Adormilado, acaricié su pelo. Seda, pensé. Acaricié el tatuaje de su espalda. Un pequeño y colorido dragón volaba en dirección a su cuello. De otro planeta, pensé estúpidamente.

¿Cuándo regresas a Miami?, le pregunté.

Ella abrió los ojos y movió ligeramente la cabeza, mirando el techo, aunque en realidad estaba mirándose un poco por dentro.

Creo que me quedo a vivir en La Habana, dijo. Creo que el regreso es esto.

10.

Antes de decirme su nombre, me habló de “una amiga suya” que recordaba las palabras de su abuelo, o tal vez su bisabuelo, en todo caso un pariente viejísimo, en silla de ruedas, que ya había perdido el control de todos sus órganos excepto la lengua.

Mija, yo sólo quiero que tú estés allí, había dicho este abuelo o bisabuelo, quiero que tú estés allí cuando los Castro ya no estén.

¿Y qué quieres que haga entonces, grandpa?, preguntó la amiga con dulzura, pero su ancestro de pronto se quedó callado, pestañeando con la boca abierta, sin saber qué responder.

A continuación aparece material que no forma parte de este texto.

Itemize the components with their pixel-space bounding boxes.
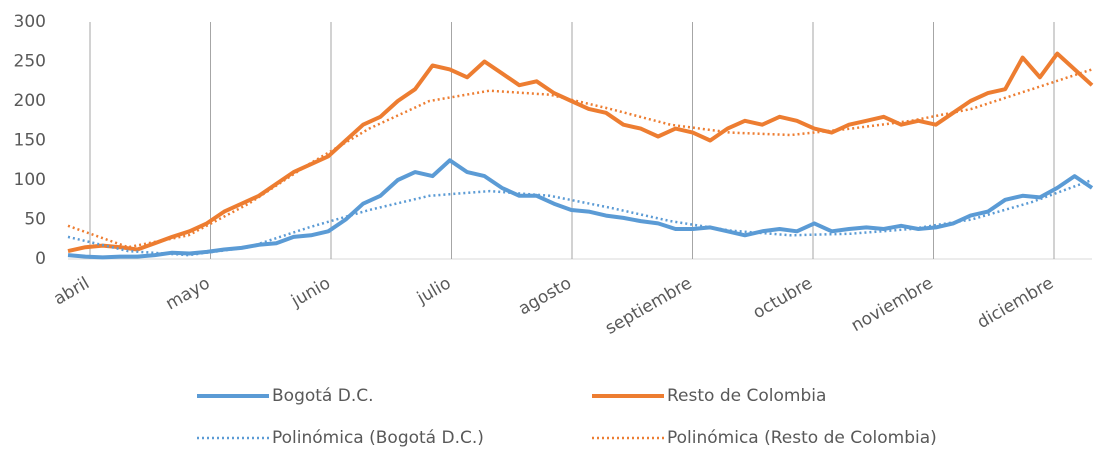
y-tick-label: 150 <box>14 131 46 151</box>
trend-line <box>67 178 1093 257</box>
x-tick-label: mayo <box>162 273 213 314</box>
legend-label: Polinómica (Bogotá D.C.) <box>272 428 484 448</box>
legend-label: Polinómica (Resto de Colombia) <box>667 428 937 448</box>
x-tick-label: junio <box>287 273 334 312</box>
x-tick-label: septiembre <box>602 273 695 339</box>
y-tick-label: 100 <box>14 170 46 190</box>
y-tick-label: 300 <box>14 12 46 32</box>
y-tick-label: 200 <box>14 91 46 111</box>
y-tick-label: 0 <box>35 249 46 269</box>
x-tick-label: octubre <box>750 273 816 323</box>
legend-label: Resto de Colombia <box>667 386 826 406</box>
series-line <box>67 158 1094 260</box>
x-tick-label: agosto <box>515 273 575 319</box>
y-tick-label: 250 <box>14 52 46 72</box>
series-line <box>67 51 1094 254</box>
x-tick-label: diciembre <box>974 273 1057 333</box>
x-tick-label: abril <box>50 273 93 309</box>
x-tick-label: julio <box>413 273 454 309</box>
legend-label: Bogotá D.C. <box>272 386 374 406</box>
x-tick-label: noviembre <box>848 273 937 336</box>
trend-line <box>67 68 1093 249</box>
y-tick-label: 50 <box>24 210 46 230</box>
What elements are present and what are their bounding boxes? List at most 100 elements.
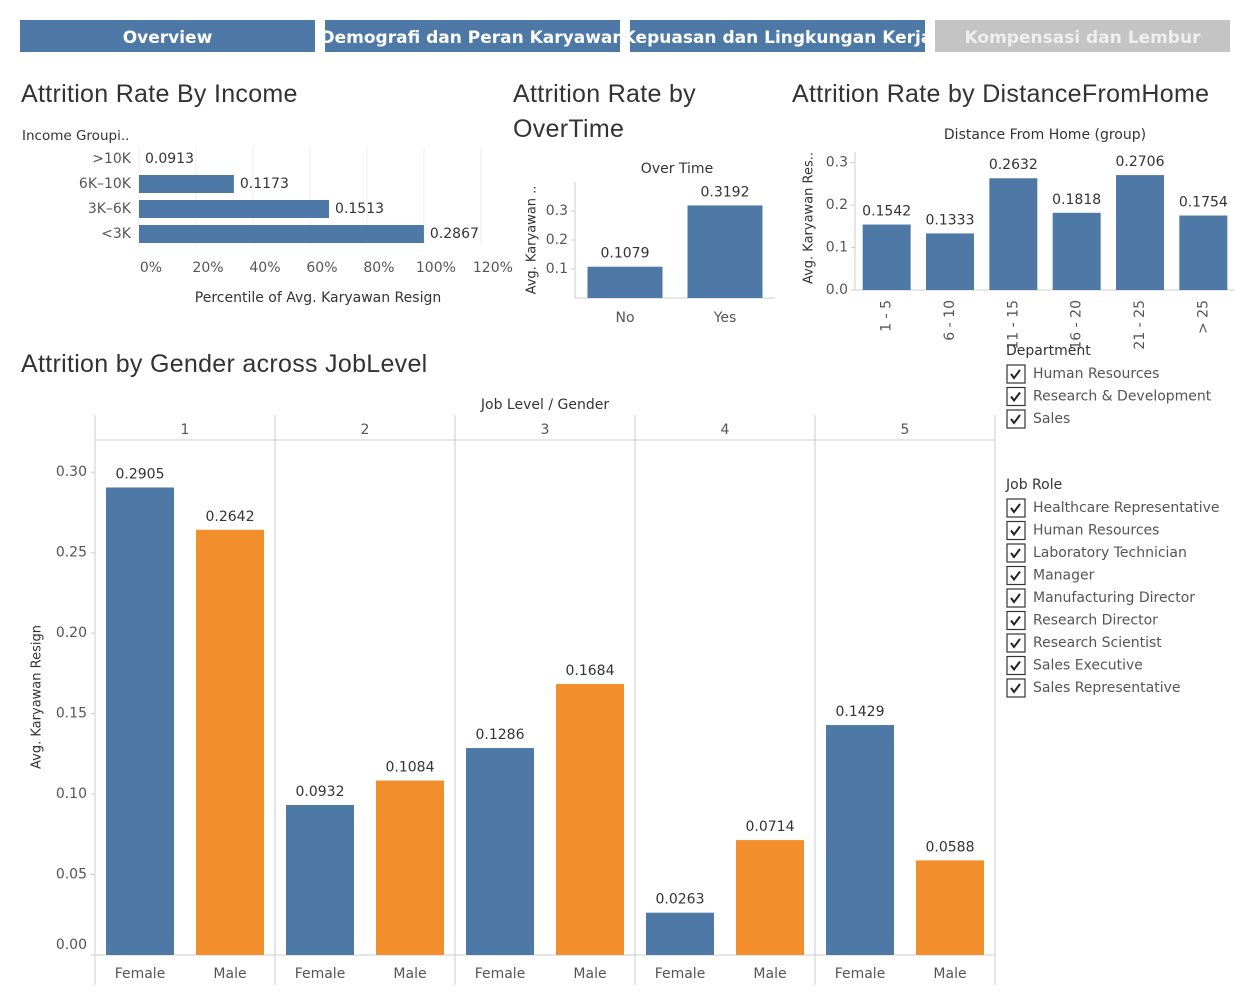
data-label: 0.2642	[206, 509, 255, 525]
tab-label[interactable]: Kompensasi dan Lembur	[965, 28, 1202, 48]
x-tick-label: 40%	[249, 260, 280, 276]
data-label: 0.2706	[1116, 154, 1165, 170]
checkmark	[1010, 548, 1021, 559]
filter-item[interactable]: Manufacturing Director	[1033, 590, 1195, 606]
filter-item[interactable]: Manager	[1033, 568, 1095, 584]
tab-label[interactable]: Kepuasan dan Lingkungan Kerja	[623, 28, 933, 48]
data-label: 0.1542	[862, 204, 911, 220]
x-tick-label: 120%	[473, 260, 513, 276]
x-tick-label: 100%	[416, 260, 456, 276]
x-tick-label: 21 - 25	[1132, 300, 1148, 350]
data-label: 0.3192	[701, 184, 750, 200]
bar	[376, 780, 444, 955]
x-tick-label: Male	[933, 966, 966, 982]
bar	[587, 266, 663, 298]
data-label: 0.1173	[240, 176, 289, 192]
column-header: Over Time	[641, 161, 713, 177]
data-label: 0.1684	[566, 663, 615, 679]
panel-label: 3	[541, 422, 550, 438]
y-tick-label: 0.3	[826, 155, 848, 171]
tab[interactable]	[630, 20, 925, 52]
x-tick-label: Female	[475, 966, 526, 982]
checkmark	[1010, 369, 1021, 380]
data-label: 0.2905	[116, 466, 165, 482]
x-tick-label: Yes	[713, 310, 737, 326]
bar	[826, 725, 894, 955]
filter-item[interactable]: Research Director	[1033, 613, 1158, 629]
tab-label[interactable]: Demografi dan Peran Karyawan	[321, 28, 625, 48]
data-label: 0.2867	[430, 226, 479, 242]
y-tick-label: 0.30	[56, 464, 87, 480]
filter-item[interactable]: Laboratory Technician	[1033, 545, 1187, 561]
y-tick-label: 3K–6K	[88, 201, 132, 217]
x-tick-label: Male	[213, 966, 246, 982]
data-label: 0.1286	[476, 727, 525, 743]
panel-label: 2	[361, 422, 370, 438]
tab[interactable]	[20, 20, 315, 52]
x-tick-label: Female	[835, 966, 886, 982]
x-tick-label: 6 - 10	[942, 300, 958, 341]
column-header: Distance From Home (group)	[944, 127, 1146, 143]
data-label: 0.2632	[989, 157, 1038, 173]
filter-item[interactable]: Research Scientist	[1033, 635, 1162, 651]
bar	[1179, 215, 1228, 290]
x-tick-label: No	[615, 310, 634, 326]
data-label: 0.1513	[335, 201, 384, 217]
checkmark	[1010, 638, 1021, 649]
x-tick-label: 20%	[192, 260, 223, 276]
filter-item[interactable]: Healthcare Representative	[1033, 500, 1220, 516]
tab[interactable]	[325, 20, 620, 52]
checkmark	[1010, 391, 1021, 403]
filter-item[interactable]: Research & Development	[1033, 389, 1212, 405]
filter-item[interactable]: Sales	[1033, 411, 1070, 427]
filter-item[interactable]: Human Resources	[1033, 523, 1159, 539]
x-tick-label: > 25	[1195, 300, 1211, 334]
bar	[139, 200, 330, 218]
y-tick-label: 0.0	[826, 282, 848, 298]
filter-item[interactable]: Sales Executive	[1033, 658, 1143, 674]
x-tick-label: 11 - 15	[1005, 300, 1021, 350]
y-tick-label: 0.15	[56, 706, 87, 722]
y-tick-label: 0.2	[546, 232, 568, 248]
tab[interactable]	[935, 20, 1230, 52]
bar	[926, 233, 974, 290]
data-label: 0.0932	[296, 784, 345, 800]
x-tick-label: Female	[655, 966, 706, 982]
chart-title: Attrition Rate By Income	[21, 80, 298, 108]
data-label: 0.0588	[926, 839, 975, 855]
x-tick-label: 0%	[140, 260, 162, 276]
chart-title: Attrition Rate by OverTime	[513, 80, 696, 143]
bar	[556, 683, 624, 955]
bar	[916, 860, 984, 955]
checkmark	[1010, 593, 1021, 604]
x-tick-label: 16 - 20	[1069, 300, 1085, 350]
column-header: Job Level / Gender	[480, 397, 609, 413]
data-label: 0.1079	[601, 246, 650, 262]
data-label: 0.1429	[836, 704, 885, 720]
checkmark	[1010, 525, 1021, 537]
filter-item[interactable]: Human Resources	[1033, 366, 1159, 382]
bar	[466, 748, 534, 955]
bar	[687, 205, 763, 298]
x-tick-label: Male	[573, 966, 606, 982]
checkmark	[1010, 615, 1021, 627]
y-tick-label: 0.3	[546, 203, 568, 219]
checkmark	[1010, 660, 1021, 672]
y-axis-label: Avg. Karyawan ..	[525, 186, 540, 295]
panel-label: 4	[721, 422, 730, 438]
tab-label[interactable]: Overview	[123, 28, 213, 48]
data-label: 0.0913	[145, 151, 194, 167]
y-tick-label: 0.25	[56, 545, 87, 561]
bar	[139, 225, 424, 243]
y-tick-label: <3K	[101, 226, 132, 242]
y-tick-label: 0.05	[56, 867, 87, 883]
bar	[196, 529, 264, 955]
bar	[106, 487, 174, 955]
filter-item[interactable]: Sales Representative	[1033, 680, 1181, 696]
bar	[646, 912, 714, 955]
bar	[286, 805, 354, 955]
x-tick-label: Female	[115, 966, 166, 982]
bar	[989, 178, 1038, 290]
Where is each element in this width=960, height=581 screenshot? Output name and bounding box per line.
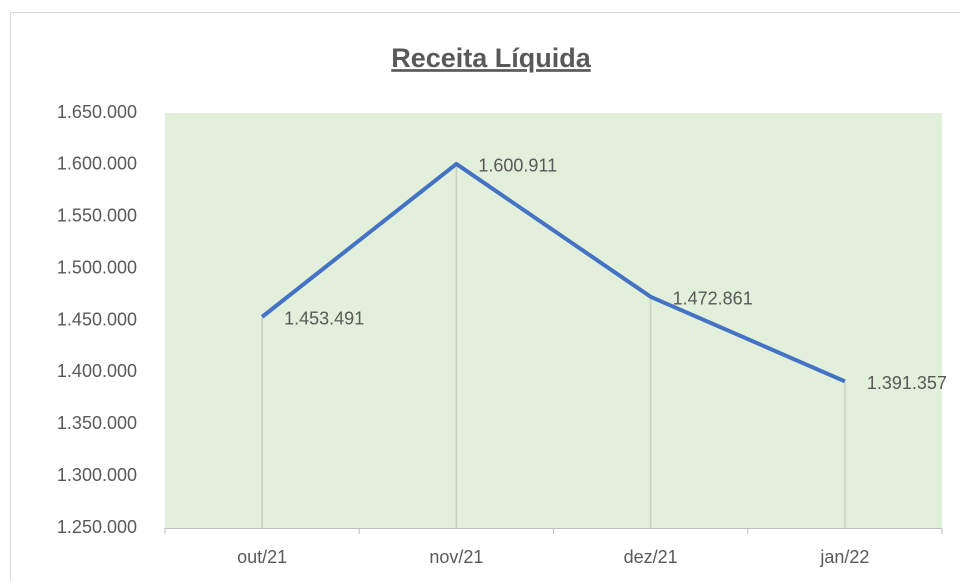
y-tick-label: 1.350.000 [57,413,137,433]
y-tick-label: 1.500.000 [57,257,137,277]
data-label: 1.472.861 [673,289,753,309]
y-tick-label: 1.250.000 [57,517,137,537]
x-tick-label: nov/21 [429,547,483,567]
line-series [260,161,846,384]
data-label: 1.600.911 [478,156,557,176]
y-tick-label: 1.300.000 [57,465,137,485]
y-tick-label: 1.600.000 [57,154,137,174]
y-tick-label: 1.450.000 [57,309,137,329]
x-tick-label: jan/22 [819,547,869,567]
x-tick-label: out/21 [237,547,287,567]
y-tick-label: 1.400.000 [57,361,137,381]
data-label: 1.391.357 [867,373,947,393]
y-tick-label: 1.650.000 [57,102,137,122]
y-tick-label: 1.550.000 [57,206,137,226]
plot-area [165,113,942,528]
data-label: 1.453.491 [284,309,364,329]
chart-title: Receita Líquida [391,43,592,73]
x-tick-label: dez/21 [624,547,678,567]
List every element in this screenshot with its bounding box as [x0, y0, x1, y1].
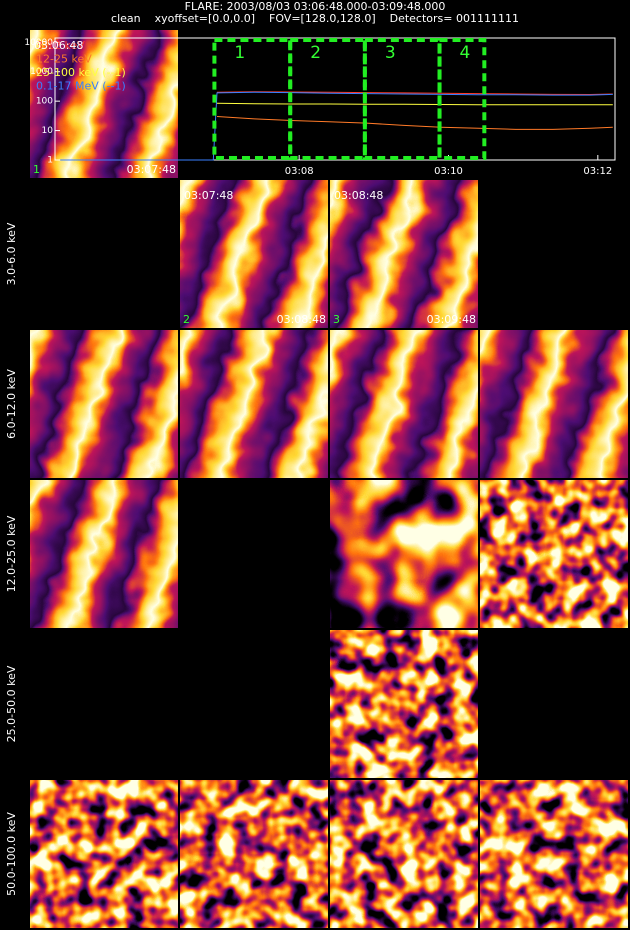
series-line — [60, 91, 613, 161]
tile-number: 3 — [333, 313, 340, 326]
image-tile — [480, 780, 628, 928]
y-tick-label: 1000 — [30, 67, 53, 77]
tile-start-time: 03:06:48 — [34, 39, 83, 52]
image-tile — [10, 460, 198, 648]
x-tick-label: 03:10 — [434, 166, 463, 177]
row-label: 6.0-12.0 keV — [5, 369, 18, 439]
image-tile — [480, 480, 628, 628]
tile-number: 2 — [183, 313, 190, 326]
y-tick-label: 1 — [47, 156, 53, 166]
row-label: 50.0-100.0 keV — [5, 812, 18, 896]
interval-label: 4 — [460, 43, 471, 63]
y-tick-label: 10 — [42, 126, 54, 136]
tile-start-time: 03:08:48 — [334, 189, 383, 202]
legend-entry: 3-12 keV — [36, 39, 85, 52]
row-label: 12.0-25.0 keV — [5, 515, 18, 592]
image-tile — [330, 630, 478, 778]
y-tick-label: 10000 — [24, 38, 53, 48]
interval-box — [437, 38, 487, 160]
tile-start-time: 03:07:48 — [184, 189, 233, 202]
tile-end-time: 03:07:48 — [127, 163, 176, 176]
series-line — [216, 102, 613, 106]
x-tick-label: 03:08 — [285, 166, 314, 177]
interval-label: 1 — [234, 43, 245, 63]
image-tile — [460, 310, 630, 498]
image-tile — [330, 480, 478, 628]
legend-entry: 12-25 keV — [36, 53, 92, 66]
series-line — [216, 91, 613, 96]
tile-end-time: 03:09:48 — [427, 313, 476, 326]
image-tile — [30, 780, 178, 928]
image-tile — [330, 780, 478, 928]
tile-number: 1 — [33, 163, 40, 176]
interval-label: 3 — [385, 43, 396, 63]
legend-entry: 25-100 keV (--1) — [36, 66, 126, 79]
interval-label: 2 — [310, 43, 321, 63]
subtitle: clean xyoffset=[0.0,0.0] FOV=[128.0,128.… — [111, 12, 519, 25]
y-tick-label: 100 — [36, 97, 53, 107]
image-tiles — [10, 10, 630, 928]
series-line — [216, 116, 613, 130]
row-label: 3.0-6.0 keV — [5, 222, 18, 285]
x-tick-label: 03:12 — [583, 166, 612, 177]
image-tile — [180, 780, 328, 928]
title: FLARE: 2003/08/03 03:06:48.000-03:09:48.… — [185, 0, 446, 13]
row-label: 25.0-50.0 keV — [5, 665, 18, 742]
tile-end-time: 03:08:48 — [277, 313, 326, 326]
legend-entry: 0.1-17 MeV (--1) — [36, 80, 126, 93]
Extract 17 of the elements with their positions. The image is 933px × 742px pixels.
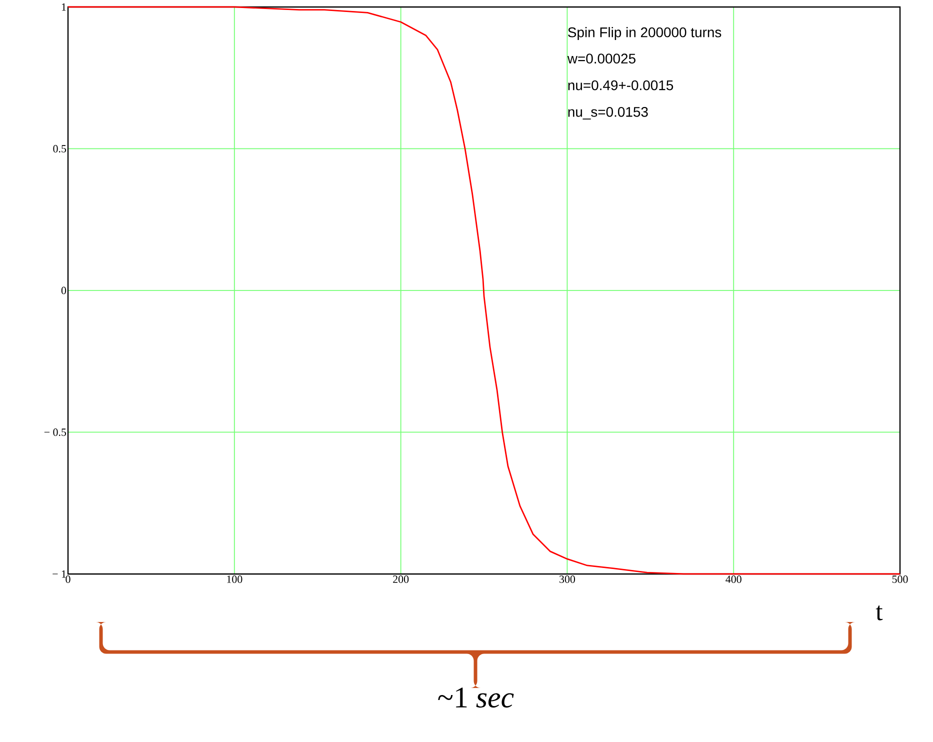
y-tick-label: − 0.5 — [44, 428, 66, 436]
annotation: Spin Flip in 200000 turns — [568, 27, 722, 40]
x-axis-title: t — [876, 606, 883, 620]
x-tick-label: 400 — [726, 576, 742, 583]
y-tick-label: 1 — [62, 3, 66, 11]
y-tick-label: 0.5 — [53, 145, 66, 152]
x-tick-label: 100 — [227, 576, 242, 583]
y-tick-label: − 1 — [52, 570, 66, 578]
annotation: w=0.00025 — [567, 54, 636, 64]
line-series — [67, 6, 901, 575]
annotation: nu_s=0.0153 — [568, 106, 648, 120]
x-tick-label: 200 — [393, 576, 409, 583]
x-tick-label: 500 — [892, 576, 908, 583]
text: ~1 sec — [438, 688, 514, 708]
y-tick-label: 0 — [61, 286, 66, 294]
x-tick-label: 300 — [560, 576, 576, 583]
annotation: nu=0.49+-0.0015 — [568, 80, 674, 90]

No lo tenía tan claro. Al final dijo algo así como que eso no importa, haz lo que tú quieras, mija. Haz cualquier cosa.

Que estés allí cuando los Big C hayan sido incinerados o metidos en sus respectivos sarcófagos, pensé yo. Y entonces nada. Prueba un sorbo de agua. Sigue el movimiento de las nubes. Mira cómo se escurre la espuma en los arrecifes. Recoge unas piedrecitas en la calle. Tírale una foto a un árbol.

11.

El criptógrafo estrella del SOE se llamaba Leo Marks, y era hijo de uno de los dueños de la librería de viejo Marks & Co., en el 84 de Charing Cross Road. A Leo Marks le gustaba cifrar los mensajes que eran enviados a los agentes usando poemas como código base. Poemas que él mismo escribía. Entre las páginas de Entre el cianuro y la seda, sus memorias de la guerra, están también los libros de segunda mano con que traficaba su padre, está aquel paraíso de anticuario donde nació su vocación y su instinto de codemaker.

12.

Se llamaba Laura y le gustaba escribir poesía. O al menos eso fue lo que me sopló confidencialmente en los oídos, como si le diera vergüenza, como si no quisiera que nadie más se enterara.

Por cierto, la revista con la que entró abanicándose era un número viejo de Wired que en portada decía:

THE DO-IT-YOURSELF REVOLUTION STARTS NOW

(IF YOU CAN THINK IT, YOU CAN BUILD IT!).